Les patients souffrant de la psychose liée schizophrène pouvaient mener des vies normales après thérapie de vitamine de haut-dose. Ces patients schizophrènes avaient échoué tous les traitements conventionnels, mais la plupart d'entre eux a complètement récupéré après plusieurs mois sur la thérapie de Dr. Hoffer's.

Dr. Hoffer a passé les cinq décennies passées conduisant la recherche liée à la pratique de la médecine orthomoléculaire, qui souligne l'utilisation des éléments nutritifs dans les doses optimas pour le traitement d'un large éventail de maladies. Ses découvertes médicales ont été le sujet de plus que douzaine livres et littéralement des centaines de papiers de recherches. Aujourd'hui, en ses mi années '80, Dr. Hoffer continue à pratiquer la médecine, prescrivant des régimes orthomoléculaires aux patients dans Victoria, Colombie-Britannique, Canada. Il est également le rédacteur-en-chef du journal de la médecine orthomoléculaire.

La prolongation de la durée de vie utile a contacté Dr. Hoffer pour l'interroger au sujet de ses 50 années de recherche, et comment le corps médical commence lentement à accepter le sien des théories une fois-ignorées de la maladie. Dans les pages suivantes, nous voyons pourquoi scores de patients ont consulté Dr. Hoffer, et pourquoi il préconise ce régime unique de vitamine pour combattre non seulement la maladie, mais pour maintenir les toxines dans nos environs quotidiens à la baie.

Base de prolongation de la durée de vie utile : Comment avez-vous obtenu engagé par votre recherche dans la médecine orthomoléculaire ?

Dr. Abram Hoffer : En 1950, j'avais juste fini mon stage d'Hôpital Général, et j'étais intéressé à faire de la recherche en psychiatrie. Je suis devenu enthousiaste au sujet de la médecine psychosomatique, qui était alors très populaire. J'ai approché le gouvernement de Saskatchewan, et leur ai demandé s'ils avaient un travail pour moi. Après quelques mois, ils ont dit oui. Je n'ai eu aucune formation psychiatrique, mais la condition était que je prendrais la formation tandis que sur le travail. Ma mission était de commencer un programme de recherche en psychiatrie.
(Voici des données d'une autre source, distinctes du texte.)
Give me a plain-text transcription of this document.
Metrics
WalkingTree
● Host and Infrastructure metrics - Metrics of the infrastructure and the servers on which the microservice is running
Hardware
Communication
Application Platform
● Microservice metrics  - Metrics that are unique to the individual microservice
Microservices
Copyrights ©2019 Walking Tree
À ce moment-là, nous étions désespérément sous peu des psychiatres, ainsi le gouvernement de Saskatchewan a engagé un certain nombre de psychiatres au rejoignez-nous. Un de ces derniers était Humphrey Osmond. Il a amené avec lui un étudiant qui était un jeune collègue : Dr. John Smythies. Ces médecins avaient étudié le mescaline, une drogue d'akaloid qui induit [hallucinogène] éprouve dans les volontaires normaux, qui est présent dans le peyotl. Ils avaient conclu que l'expérience était semblable à cela induite par la schizophrénie sur les personnes normales. Les patients schizophrènes ont plusieurs des symptômes qui sont présents dans les personnes normales quand elles prennent le mescaline, ou même le lsd.

Jeu rouleau-tambour. Osmond et Smythies avaient également observé que le mescaline a la structure [biochimique] d'a semblable à l'adrénaline. Ils avaient développé l'hypothèse qui peut-être dans le corps du schizophrène, il pourrait y a un composé d'une certaine manière lié à l'adrénaline, qui a eu les propriétés du mescaline. C'était une hypothèse très passionnante.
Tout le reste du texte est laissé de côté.